Aguila Salah bénéficie donc désormais du soutien du maréchal Haftar dans une décision que le président du Sénat, Khaled al-Michri, qualifie de « folie ». La motion de censure a en effet fait l’effet d’une bombe en Libye. Le texte, voté hier, prévoit, certes, que le GNU reste en place pendant six mois pour conduire les affaires courantes. Mais le gouvernement risque de ne pas accepter la décision parlementaire, et plus particulièrement la loi électorale décidée par Salah. Quant aux islamistes, à Saïf al-Islam Kadhafi ou encore à l’Algérie, la Turquie et la Russie, ils devraient tous être opposés à cette motion. Même l’Egypte, qui a soutenu Haftar ces derniers mois, ne pourra pas continuer à le soutenir. En effet, le désaveu envers le GNU met un coup d’arrêt à un contrat de 4,2 milliards de dollars impliquant un million de travailleurs égyptiens dans la reconstruction de la Libye, signé la semaine dernière. Sans doute le prix de l’adhésion du Caire à l’initiative d’Alger.
A qui profite la fin de la paix en Libye ?
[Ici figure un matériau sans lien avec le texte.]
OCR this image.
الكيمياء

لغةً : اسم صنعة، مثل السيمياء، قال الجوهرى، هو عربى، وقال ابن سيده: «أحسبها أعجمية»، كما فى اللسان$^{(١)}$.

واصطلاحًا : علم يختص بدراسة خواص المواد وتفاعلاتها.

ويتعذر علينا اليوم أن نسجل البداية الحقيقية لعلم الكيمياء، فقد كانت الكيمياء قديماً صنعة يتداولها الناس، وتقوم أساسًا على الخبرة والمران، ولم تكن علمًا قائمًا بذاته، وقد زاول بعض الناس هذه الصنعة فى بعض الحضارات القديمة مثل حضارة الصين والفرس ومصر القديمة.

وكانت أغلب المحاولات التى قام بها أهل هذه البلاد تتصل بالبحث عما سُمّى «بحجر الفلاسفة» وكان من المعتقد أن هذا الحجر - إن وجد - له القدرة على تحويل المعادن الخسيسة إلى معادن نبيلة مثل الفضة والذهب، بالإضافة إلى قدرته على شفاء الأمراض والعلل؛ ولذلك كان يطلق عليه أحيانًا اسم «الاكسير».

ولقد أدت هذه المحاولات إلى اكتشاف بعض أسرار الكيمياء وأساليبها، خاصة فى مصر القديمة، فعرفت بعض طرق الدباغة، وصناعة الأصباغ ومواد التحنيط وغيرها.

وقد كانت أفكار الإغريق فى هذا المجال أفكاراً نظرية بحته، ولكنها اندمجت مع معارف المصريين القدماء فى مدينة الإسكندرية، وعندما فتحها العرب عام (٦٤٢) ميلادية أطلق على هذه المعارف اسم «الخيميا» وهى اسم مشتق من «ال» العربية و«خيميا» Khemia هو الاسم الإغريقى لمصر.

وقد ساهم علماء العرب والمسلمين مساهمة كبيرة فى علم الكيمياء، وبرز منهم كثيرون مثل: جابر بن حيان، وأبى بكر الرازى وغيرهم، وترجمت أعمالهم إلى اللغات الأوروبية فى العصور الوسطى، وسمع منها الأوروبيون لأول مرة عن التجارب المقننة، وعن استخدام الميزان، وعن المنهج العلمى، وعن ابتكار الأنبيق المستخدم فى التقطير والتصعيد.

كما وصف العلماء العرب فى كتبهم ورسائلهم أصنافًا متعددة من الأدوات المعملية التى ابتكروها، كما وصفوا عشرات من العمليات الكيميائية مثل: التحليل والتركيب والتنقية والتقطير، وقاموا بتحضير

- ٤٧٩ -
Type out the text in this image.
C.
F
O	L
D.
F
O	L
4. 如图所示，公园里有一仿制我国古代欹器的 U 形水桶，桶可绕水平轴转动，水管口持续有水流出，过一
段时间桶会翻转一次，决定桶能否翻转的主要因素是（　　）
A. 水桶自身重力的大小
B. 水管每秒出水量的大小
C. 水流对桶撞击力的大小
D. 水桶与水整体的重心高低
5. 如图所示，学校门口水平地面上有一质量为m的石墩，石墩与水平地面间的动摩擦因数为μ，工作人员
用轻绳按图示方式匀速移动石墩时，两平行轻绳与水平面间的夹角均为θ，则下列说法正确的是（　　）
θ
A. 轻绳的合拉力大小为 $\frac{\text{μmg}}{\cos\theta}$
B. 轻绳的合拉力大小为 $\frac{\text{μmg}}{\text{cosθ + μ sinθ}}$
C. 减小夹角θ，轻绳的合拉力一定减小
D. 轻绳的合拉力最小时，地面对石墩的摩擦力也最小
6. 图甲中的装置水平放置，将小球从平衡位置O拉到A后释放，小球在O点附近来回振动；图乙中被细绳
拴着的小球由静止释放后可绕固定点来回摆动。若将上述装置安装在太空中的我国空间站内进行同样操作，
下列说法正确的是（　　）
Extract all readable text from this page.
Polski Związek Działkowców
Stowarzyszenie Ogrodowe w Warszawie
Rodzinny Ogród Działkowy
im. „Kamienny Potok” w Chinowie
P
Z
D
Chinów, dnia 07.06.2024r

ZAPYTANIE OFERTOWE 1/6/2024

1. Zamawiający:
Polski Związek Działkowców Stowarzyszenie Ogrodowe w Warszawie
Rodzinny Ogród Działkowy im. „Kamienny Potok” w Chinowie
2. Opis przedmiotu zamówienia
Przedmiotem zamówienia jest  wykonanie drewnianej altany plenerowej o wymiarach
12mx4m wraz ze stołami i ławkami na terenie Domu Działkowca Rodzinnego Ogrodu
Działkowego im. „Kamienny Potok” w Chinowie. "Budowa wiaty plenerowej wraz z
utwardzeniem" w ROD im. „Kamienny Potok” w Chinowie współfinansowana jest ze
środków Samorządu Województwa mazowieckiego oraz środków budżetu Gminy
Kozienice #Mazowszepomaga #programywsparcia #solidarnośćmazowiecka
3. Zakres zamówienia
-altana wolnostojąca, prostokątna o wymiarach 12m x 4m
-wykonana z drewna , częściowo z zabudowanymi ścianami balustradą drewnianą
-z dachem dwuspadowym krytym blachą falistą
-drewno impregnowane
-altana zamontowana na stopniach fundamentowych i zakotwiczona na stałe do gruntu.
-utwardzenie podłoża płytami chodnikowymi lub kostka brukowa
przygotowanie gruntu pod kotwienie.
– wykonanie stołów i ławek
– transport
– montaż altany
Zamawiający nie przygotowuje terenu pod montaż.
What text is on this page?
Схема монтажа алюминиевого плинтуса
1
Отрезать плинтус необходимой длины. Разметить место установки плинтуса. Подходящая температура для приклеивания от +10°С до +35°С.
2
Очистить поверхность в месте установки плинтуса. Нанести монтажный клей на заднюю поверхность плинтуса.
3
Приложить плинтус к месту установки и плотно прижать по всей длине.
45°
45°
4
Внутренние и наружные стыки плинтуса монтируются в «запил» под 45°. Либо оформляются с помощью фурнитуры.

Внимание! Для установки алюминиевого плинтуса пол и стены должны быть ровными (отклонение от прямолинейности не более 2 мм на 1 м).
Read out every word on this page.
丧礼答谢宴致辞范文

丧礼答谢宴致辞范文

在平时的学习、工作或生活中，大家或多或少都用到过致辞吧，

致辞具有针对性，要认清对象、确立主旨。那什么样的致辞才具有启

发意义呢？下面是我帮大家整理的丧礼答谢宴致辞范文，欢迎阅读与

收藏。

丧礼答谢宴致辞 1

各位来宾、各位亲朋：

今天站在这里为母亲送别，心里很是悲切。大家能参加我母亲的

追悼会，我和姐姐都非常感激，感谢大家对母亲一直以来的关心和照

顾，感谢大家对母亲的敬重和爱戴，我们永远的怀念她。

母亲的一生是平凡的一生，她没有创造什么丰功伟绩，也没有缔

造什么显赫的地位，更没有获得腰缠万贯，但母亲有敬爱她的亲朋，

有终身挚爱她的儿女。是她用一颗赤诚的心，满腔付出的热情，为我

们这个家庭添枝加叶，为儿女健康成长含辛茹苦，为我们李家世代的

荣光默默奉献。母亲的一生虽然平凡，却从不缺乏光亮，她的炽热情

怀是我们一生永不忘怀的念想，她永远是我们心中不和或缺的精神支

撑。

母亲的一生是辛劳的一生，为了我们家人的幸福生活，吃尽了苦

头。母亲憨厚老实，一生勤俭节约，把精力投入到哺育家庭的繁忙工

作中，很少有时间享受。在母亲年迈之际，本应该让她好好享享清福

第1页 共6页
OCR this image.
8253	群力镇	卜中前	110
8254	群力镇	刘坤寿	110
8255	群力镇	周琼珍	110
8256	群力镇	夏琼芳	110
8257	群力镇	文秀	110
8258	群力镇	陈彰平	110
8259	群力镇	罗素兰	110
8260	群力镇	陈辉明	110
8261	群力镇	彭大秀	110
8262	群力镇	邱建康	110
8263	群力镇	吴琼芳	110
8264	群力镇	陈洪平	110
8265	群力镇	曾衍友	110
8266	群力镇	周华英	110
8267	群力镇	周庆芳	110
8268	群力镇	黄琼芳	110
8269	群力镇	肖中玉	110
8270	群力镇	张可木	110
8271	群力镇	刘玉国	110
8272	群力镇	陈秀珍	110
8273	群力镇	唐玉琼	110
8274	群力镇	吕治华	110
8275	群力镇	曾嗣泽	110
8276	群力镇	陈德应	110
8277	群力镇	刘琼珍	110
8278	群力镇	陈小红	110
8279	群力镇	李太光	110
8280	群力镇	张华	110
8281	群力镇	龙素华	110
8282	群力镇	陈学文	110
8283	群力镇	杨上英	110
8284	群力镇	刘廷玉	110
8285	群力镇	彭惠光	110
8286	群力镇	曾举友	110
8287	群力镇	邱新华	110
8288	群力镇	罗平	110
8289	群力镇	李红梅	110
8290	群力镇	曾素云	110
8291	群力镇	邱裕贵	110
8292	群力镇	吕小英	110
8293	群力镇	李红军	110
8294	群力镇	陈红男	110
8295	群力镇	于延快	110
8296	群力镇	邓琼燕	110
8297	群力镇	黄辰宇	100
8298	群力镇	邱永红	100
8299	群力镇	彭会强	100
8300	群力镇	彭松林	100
La décision d’Aguila Salah et de Haftar ne profite, finalement, qu’à deux parties : l’Union européenne (UE) et le front Soudan-Tchad. Début septembre, Reuters avait rapporté des confrontations entre les rebelles tchadiens du Front pour l’alternance et la concorde au Tchad (FACT) et l’armée tchadienne d’un côté, et l’ANL de Haftar, des mercenaires soudanais et des soldats français de l’autre. Se sentant lâché par la Russie, après l’échec de son offensive sur Tripoli en 2019, et avec le retour récent de Saïf al-Islam Kadhafi sur la scène politique, Haftar se serait donc tourné vers la France et ses alliés, le Tchad et le Soudan. Enfin, de son côté, Aguila Salah bénéficie d’un soutien sans faille du Maroc, qui n’a pas été invité à prendre part au sommet organisé par l’Algérie.
Mais quel intérêt aurait la France à mettre un terme, une fois encore, à la paix en Libye ? La relation entre Paris et ses alliés transatlantiques est dans l’impasse, plus encore depuis l’affaire des sous-marins australiens. Cependant, soutenir Haftar en Libye reviendrait à s’opposer au reste de la communauté internationale. La loi électorale d’Aguila Salah et sa motion de censure envers le GNU laisse la voie à deux options : le début d’une nouvelle guerre civile dans laquelle le maréchal Haftar et le parlement de Toubrouk seraient isolés ; ou alors un retour de Salah sur ses décisions et une reprise du processus lancé par les Nations unies. Dans les deux cas, Salah est sous surveillance de la part d’une communauté internationale qui voit de plus en plus s’éloigner les élections de décembre.